When a birthday comes up, it’s easy to grab a bottle of wine as a gift. But instead of buying a bottle, why not be a little more creative and buy a placemat for the wine to sit on? Not only will the placemat look wonderful and have multiple purposes, it will also be cheaper than the wine itself!

Threads Across the Pacific is a group of local mamas who sew a variety of products including table runners, tablecloths, bags, placemats, blankets and children’s clothes. When you buy one of their products, you will also be supporting the mamas. This initiative began in 2015 when Caroline Mason asked quilting groups in New Zealand to donate small and large quilts for Cyclone Pam survivors who had no shelter. After she had delivered the quilts, she was shown two old sewing machines destroyed by mud and salty water from Cyclone Pam’s aftermath.

Threads across the pacific

‘I began to think about whether or not there are spare sewing machines in New Zealand which I could collect and take to Efate,’ Caroline says. After making contact with a small group of Kiwi expats based in Vila, she was able to run the first machine workshop at a Presbyterian church in Nagere.  A hand-sewing workshop was also held at a school in North Efate and there are plans to take sewing machines there once the school is connected to the main electricity. Of the Kiwi ladies, she says, ‘I could not possibly have got this project underway without this small group of very generous women’.  Threads Across the Pacific also receives help from the international organization Kiwanis who have generously taken donated sewing machines and fabric to Port Vila.

Twelve local women ended up attending the first machine workshop and each received an electric machine at the end of the four-day class. They continued to meet weekly and learn further skills assisted by a couple of expat New Zealanders.  This group recently held a very successful street stall that generated over $1600NZ from their sewing efforts.  They decided together to spend their profits in three ways.  One third went towards repairing the roof on their Mama’s house, one third was used to buy further supplies of sewing materials and one third was distributed amongst the women.
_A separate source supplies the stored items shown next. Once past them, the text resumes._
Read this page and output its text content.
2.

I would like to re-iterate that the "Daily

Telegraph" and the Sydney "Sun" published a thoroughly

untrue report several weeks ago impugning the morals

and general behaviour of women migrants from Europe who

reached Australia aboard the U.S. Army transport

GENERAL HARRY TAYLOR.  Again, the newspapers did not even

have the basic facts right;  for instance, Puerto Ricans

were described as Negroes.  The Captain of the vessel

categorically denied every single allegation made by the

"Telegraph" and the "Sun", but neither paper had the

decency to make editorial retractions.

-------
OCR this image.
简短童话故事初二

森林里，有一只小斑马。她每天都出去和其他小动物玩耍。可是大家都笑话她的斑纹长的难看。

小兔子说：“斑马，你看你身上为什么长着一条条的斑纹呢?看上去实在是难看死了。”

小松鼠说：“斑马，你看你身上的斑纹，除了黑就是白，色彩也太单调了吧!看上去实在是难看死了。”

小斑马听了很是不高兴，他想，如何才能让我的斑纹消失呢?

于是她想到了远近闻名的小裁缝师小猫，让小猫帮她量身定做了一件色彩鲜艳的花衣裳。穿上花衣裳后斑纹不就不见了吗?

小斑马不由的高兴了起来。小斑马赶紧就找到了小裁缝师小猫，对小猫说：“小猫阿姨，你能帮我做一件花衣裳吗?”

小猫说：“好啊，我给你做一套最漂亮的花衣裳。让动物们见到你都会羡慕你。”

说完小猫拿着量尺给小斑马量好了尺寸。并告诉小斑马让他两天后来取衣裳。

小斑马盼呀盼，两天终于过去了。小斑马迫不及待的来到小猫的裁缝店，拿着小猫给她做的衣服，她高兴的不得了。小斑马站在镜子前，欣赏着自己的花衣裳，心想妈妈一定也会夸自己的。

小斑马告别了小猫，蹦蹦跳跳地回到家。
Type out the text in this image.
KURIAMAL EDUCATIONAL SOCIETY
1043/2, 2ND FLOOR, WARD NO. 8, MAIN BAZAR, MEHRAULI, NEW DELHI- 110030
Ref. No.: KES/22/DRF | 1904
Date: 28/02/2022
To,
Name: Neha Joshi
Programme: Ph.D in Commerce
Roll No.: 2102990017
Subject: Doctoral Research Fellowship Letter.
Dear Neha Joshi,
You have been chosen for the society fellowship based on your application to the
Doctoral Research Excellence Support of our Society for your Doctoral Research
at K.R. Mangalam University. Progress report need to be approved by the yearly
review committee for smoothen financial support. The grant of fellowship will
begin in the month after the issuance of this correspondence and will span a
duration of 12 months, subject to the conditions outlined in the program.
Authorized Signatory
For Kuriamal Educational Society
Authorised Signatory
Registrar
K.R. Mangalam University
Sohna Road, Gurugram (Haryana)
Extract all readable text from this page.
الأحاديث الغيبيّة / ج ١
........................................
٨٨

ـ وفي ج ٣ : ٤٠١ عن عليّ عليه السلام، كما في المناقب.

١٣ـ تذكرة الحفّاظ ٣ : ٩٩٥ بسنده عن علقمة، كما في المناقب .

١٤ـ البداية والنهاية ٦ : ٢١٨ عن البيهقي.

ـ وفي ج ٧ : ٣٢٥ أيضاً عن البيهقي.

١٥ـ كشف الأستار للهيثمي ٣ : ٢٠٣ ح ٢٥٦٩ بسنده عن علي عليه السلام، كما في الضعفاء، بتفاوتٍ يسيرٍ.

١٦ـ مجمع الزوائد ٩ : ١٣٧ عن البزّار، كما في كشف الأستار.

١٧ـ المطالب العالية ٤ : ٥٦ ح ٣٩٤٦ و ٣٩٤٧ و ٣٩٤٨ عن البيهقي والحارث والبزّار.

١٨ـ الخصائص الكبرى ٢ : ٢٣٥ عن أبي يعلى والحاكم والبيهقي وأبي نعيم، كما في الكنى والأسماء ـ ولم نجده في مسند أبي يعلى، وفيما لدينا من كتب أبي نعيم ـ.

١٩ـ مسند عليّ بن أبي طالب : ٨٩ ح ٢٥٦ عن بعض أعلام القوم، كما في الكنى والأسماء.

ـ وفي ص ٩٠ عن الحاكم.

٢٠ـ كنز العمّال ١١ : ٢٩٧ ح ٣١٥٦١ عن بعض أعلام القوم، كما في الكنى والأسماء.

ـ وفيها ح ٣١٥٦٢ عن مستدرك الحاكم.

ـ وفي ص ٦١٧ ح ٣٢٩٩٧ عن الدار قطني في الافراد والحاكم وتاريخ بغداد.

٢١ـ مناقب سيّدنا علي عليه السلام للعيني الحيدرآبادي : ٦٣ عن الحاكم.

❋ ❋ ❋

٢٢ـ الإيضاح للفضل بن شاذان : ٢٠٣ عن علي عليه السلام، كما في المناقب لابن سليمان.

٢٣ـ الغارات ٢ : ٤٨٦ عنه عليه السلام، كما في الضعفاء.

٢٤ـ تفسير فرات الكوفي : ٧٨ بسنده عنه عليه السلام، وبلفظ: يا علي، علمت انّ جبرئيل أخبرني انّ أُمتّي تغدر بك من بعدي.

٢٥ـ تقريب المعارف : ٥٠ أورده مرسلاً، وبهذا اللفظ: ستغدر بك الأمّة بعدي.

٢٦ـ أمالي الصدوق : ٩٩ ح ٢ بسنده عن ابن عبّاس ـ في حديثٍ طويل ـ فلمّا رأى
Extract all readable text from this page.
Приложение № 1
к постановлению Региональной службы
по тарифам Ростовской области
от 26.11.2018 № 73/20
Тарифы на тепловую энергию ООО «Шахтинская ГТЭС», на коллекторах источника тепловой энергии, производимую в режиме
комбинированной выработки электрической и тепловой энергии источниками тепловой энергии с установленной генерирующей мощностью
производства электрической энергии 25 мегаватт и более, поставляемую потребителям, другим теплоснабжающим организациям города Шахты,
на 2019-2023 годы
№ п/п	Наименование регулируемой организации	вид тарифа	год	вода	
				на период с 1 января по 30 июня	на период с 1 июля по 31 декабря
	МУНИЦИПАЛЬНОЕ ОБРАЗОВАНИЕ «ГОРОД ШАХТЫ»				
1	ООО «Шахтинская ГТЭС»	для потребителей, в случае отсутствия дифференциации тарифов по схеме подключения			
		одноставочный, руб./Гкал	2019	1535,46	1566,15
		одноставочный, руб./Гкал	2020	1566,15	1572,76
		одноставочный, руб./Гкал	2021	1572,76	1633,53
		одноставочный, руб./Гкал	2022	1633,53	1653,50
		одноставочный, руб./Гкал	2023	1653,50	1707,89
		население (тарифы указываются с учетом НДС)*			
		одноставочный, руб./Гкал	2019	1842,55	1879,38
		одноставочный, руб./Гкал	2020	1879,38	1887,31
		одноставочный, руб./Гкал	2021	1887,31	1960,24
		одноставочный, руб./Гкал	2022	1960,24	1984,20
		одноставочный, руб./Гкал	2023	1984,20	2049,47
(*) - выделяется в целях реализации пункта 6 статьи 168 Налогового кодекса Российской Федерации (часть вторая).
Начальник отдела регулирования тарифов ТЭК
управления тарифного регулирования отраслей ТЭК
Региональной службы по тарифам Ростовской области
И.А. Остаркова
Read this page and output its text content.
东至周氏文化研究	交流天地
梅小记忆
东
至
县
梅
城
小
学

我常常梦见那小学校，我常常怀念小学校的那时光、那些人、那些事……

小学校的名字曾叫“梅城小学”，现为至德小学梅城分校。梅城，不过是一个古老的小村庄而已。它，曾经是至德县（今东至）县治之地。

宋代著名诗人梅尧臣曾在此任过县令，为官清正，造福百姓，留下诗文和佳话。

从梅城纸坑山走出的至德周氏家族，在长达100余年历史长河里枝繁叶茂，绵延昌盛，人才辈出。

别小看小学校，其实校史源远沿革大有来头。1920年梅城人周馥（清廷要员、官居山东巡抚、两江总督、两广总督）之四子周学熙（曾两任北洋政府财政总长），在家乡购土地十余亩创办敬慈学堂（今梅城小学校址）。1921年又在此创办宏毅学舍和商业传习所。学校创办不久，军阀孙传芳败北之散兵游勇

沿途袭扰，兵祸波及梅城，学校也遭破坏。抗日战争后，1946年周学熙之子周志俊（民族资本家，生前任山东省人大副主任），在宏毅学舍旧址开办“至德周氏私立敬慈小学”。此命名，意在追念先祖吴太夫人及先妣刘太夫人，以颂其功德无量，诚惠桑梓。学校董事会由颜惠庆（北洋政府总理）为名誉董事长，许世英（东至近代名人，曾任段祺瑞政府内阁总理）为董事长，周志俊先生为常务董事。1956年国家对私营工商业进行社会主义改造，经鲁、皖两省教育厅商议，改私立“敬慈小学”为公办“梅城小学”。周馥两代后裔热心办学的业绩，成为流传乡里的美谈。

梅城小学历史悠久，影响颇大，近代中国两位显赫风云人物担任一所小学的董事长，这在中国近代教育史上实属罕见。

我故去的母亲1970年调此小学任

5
Caroline says that it’s satisfying to see the mamas grow to the point where they are now assisting in teaching other groups of women. She hopes that in the future they will be able to organize their own workshops. At this stage the workshops only occur when she is in Vanuatu, which she plans to visit again in May and October.

sewing vanuatu

‘My ultimate goal is that a great many women receive a sewing machine, learn to sew and then can generate some income by selling the things they make. They can enhance the lives of themselves and their families, school fees can be paid, and more children can receive an education,’ Caroline says. ‘The main objective of the project is to give women a ‘hand up, not a hand out’.  After a disaster like Cyclone Pam, it is a danger that people can become dependent on aid.  Feeling like they are powerless to do anything and must sit back and wait for help to arrive from far away lands.

This project follows the same philosophy as the old saying; ‘If you give a man a fish you feed his family for a day, if you teach a man to fish he will feed his family for life’. I change the saying to, ‘If you give a woman some clothes it will dress her child for now, if you teach the woman to sew she will dress her family for life and potentially sell what she makes to pay the school fees so her child is educated too’’.